Ese otro monumento se inauguró en 1964 en el Cerro de las Aguzaderas situado al norte de Valdepeñas, en un emplazamiento que lo hace visible desde la autopista nacional A4 a causa de su altura. Un conjunto escultórico que quedó reducido a ruina tras sufrir un atentado.

Así lo recoge la catedrática de Historia María Isabel Navarro en el estudio que realizó para Santa Cruz de Tenerife, en el que señala que el proceso de promoción de esculturas en homenaje a la figura del general Franco fue especialmente activo en las fechas próximas a la conmemoración de 1964. Cuenta Navarro que “se sustituyó la finalidad memorial asociada a la guerra por la personificación en torno a la figura del jefe del Estado como fuente de todo proceso y artífice de la paz armada, concepto a través del cual se cimentó la idea de la guerra como mal necesario”.

En esa práctica, “Franco era representado como heroico militar en acción de guerra, o presentando sus triunfos”, detalla la autora. Según Navarro, se creía que el Monumento a Franco de la capital era una versión desconocida hasta la fecha en ese camino estético, pero el monumento de Valdepeñas demuestra que no es así.

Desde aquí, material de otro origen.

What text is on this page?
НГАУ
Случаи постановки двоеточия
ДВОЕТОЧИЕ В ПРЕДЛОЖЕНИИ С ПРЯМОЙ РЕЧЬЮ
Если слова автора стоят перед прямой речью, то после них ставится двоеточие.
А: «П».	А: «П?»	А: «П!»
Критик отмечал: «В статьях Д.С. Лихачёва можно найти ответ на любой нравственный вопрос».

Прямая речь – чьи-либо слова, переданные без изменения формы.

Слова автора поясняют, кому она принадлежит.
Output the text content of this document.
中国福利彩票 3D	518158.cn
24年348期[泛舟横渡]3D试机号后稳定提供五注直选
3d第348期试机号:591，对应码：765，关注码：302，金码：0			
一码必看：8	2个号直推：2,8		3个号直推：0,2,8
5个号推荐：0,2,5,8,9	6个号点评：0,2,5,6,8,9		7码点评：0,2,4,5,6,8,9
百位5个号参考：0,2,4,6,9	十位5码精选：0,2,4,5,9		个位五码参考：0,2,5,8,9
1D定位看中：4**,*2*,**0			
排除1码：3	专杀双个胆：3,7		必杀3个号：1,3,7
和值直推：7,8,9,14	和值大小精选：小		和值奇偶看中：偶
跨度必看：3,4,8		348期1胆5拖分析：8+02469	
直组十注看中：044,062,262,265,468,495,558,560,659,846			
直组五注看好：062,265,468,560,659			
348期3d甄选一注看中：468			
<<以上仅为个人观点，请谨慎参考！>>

Además, el estudio señala que Juan de Ávalos, “reconocido como figura central de la producción del régimen a raíz de los méritos contraídos mediante la colección de esculturas del Valle de los Caídos”, le había granjeado una serie “interminable de encargos de retratos de toda clase de personajes de la actualidad internacional”. Y es en ese contexto de la evolución de los monumentos al dictador, señala Navarro, es en el que destaca como precedente del monumento tinerfeño, el del Ángel de la Victoria y la Paz.

Tal y como recoge Navarro en su investigación, se trata de una figura monumental de un ángel de 15 metros presentado una espada de 10 metros de altura, que se encuentra flanqueado por dos muros dispuestos en posición diagonal confluyendo a ambos lados de la figura, de 25 metros, simbolizando la puerta de la paz.

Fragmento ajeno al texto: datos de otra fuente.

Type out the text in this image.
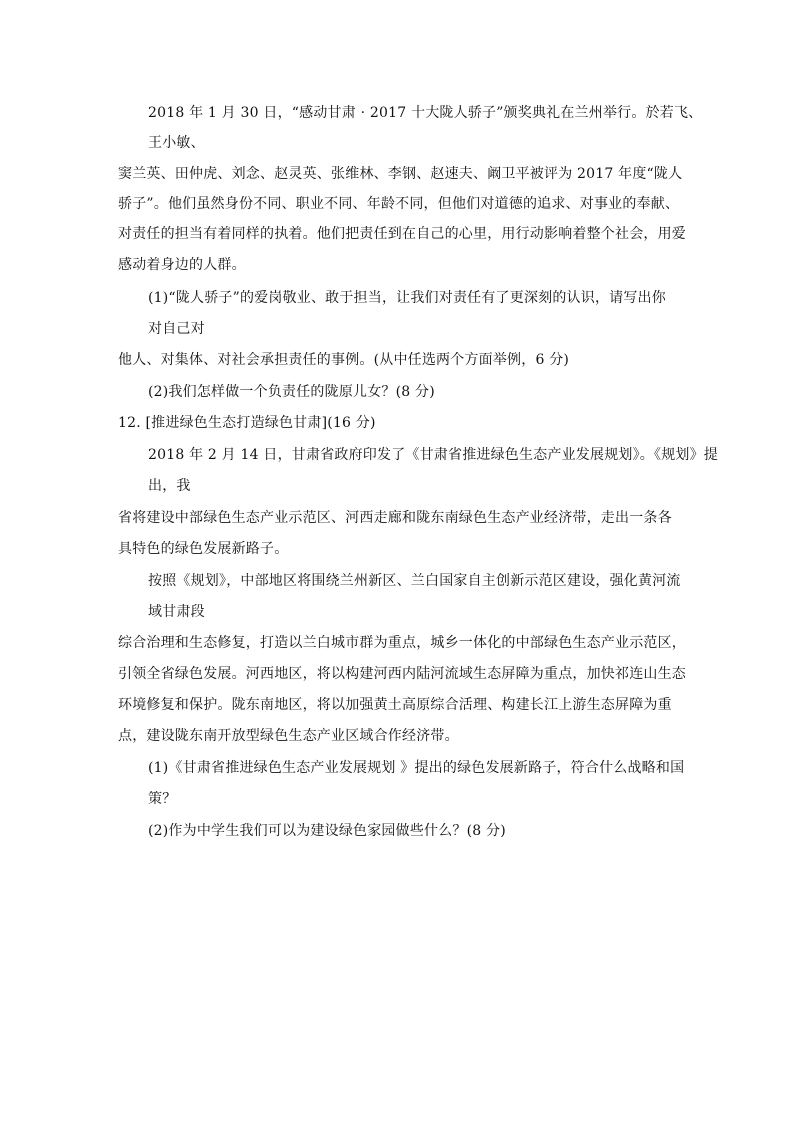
2018 年 1 月 30 日，“感动甘肃 · 2017 十大陇人骄子”颁奖典礼在兰州举行。於若飞、
王小敏、
窦兰英、田仲虎、刘念、赵灵英、张维林、李钢、赵速夫、阚卫平被评为 2017 年度“陇人
骄子”。他们虽然身份不同、职业不同、年龄不同，但他们对道德的追求、对事业的奉献、
对责任的担当有着同样的执着。他们把责任到在自己的心里，用行动影响着整个社会，用爱
感动着身边的人群。
(1)“陇人骄子”的爱岗敬业、敢于担当，让我们对责任有了更深刻的认识，请写出你
对自己对
他人、对集体、对社会承担责任的事例。(从中任选两个方面举例，6 分)
(2)我们怎样做一个负责任的陇原儿女？(8 分)
12. [推进绿色生态打造绿色甘肃](16 分)
2018 年 2 月 14 日，甘肃省政府印发了《甘肃省推进绿色生态产业发展规划》。《规划》提
出，我
省将建设中部绿色生态产业示范区、河西走廊和陇东南绿色生态产业经济带，走出一条各
具特色的绿色发展新路子。
按照《规划》，中部地区将围绕兰州新区、兰白国家自主创新示范区建设，强化黄河流
域甘肃段
综合治理和生态修复，打造以兰白城市群为重点，城乡一体化的中部绿色生态产业示范区，
引领全省绿色发展。河西地区，将以构建河西内陆河流域生态屏障为重点，加快祁连山生态
环境修复和保护。陇东南地区，将以加强黄土高原综合活理、构建长江上游生态屏障为重
点，建设陇东南开放型绿色生态产业区域合作经济带。
(1)《甘肃省推进绿色生态产业发展规划 》提出的绿色发展新路子，符合什么战略和国
策？
(2)作为中学生我们可以为建设绿色家园做些什么？(8 分)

Otra de las similitudes es que este caso, como en el de Santa Cruz de Tenerife, es el gobierno civil el promotor de la iniciativa, tal como recuerda la inscripción en la base del monumento: “La provincia de C. Real al Caudillo, como homenaje de gratitud en recuerdo de sus mártires 1936-1964”. La pieza escultórica fue realizada en estructura de hierro y el volumen exterior en chapa de cobre repujada.

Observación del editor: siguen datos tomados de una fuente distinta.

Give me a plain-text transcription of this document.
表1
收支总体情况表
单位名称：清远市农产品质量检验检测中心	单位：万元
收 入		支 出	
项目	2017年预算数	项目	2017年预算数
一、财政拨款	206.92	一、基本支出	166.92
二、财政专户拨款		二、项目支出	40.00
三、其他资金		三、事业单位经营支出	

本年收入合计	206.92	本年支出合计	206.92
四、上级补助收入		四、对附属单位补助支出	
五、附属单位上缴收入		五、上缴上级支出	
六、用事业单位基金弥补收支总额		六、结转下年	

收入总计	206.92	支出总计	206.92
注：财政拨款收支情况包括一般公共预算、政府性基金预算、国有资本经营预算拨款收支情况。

Al cumplirse el 40 aniversario de la sublevación militar, el 18 de julio de 1976, el FRAP (Frente Revolucionario Antifascista y Patriota) realizó un atentado con bomba ocasionada la ruina de la escultura del ángel, que quedó reducida a su estructura interior de hierro.

La Comandancia Naval establece su perímetro de seguridad

El Ministerio de Defensa ha publicado la orden por la que la Comandancia Naval de Santa Cruz pasa a considerarse una instalación militar, “por lo que se hace aconsejable preservarla de cualquier obra o actividad que pudiera afectarla, así como asegurar la eficacia de los medios de que disponga, y el aislamiento conveniente para garantizar su seguridad”. Esto supone que se fija un perímetro de seguridad alrededor del edificio de 12 metros, ubicado al final de la Rambla, en las inmediaciones del Monumento a Franco, y que obliga a que cualquier intervención que se haga en ese perímetro conformado por las calles que rodean a la Comandancia Naval ha de pedir permiso a Defensa.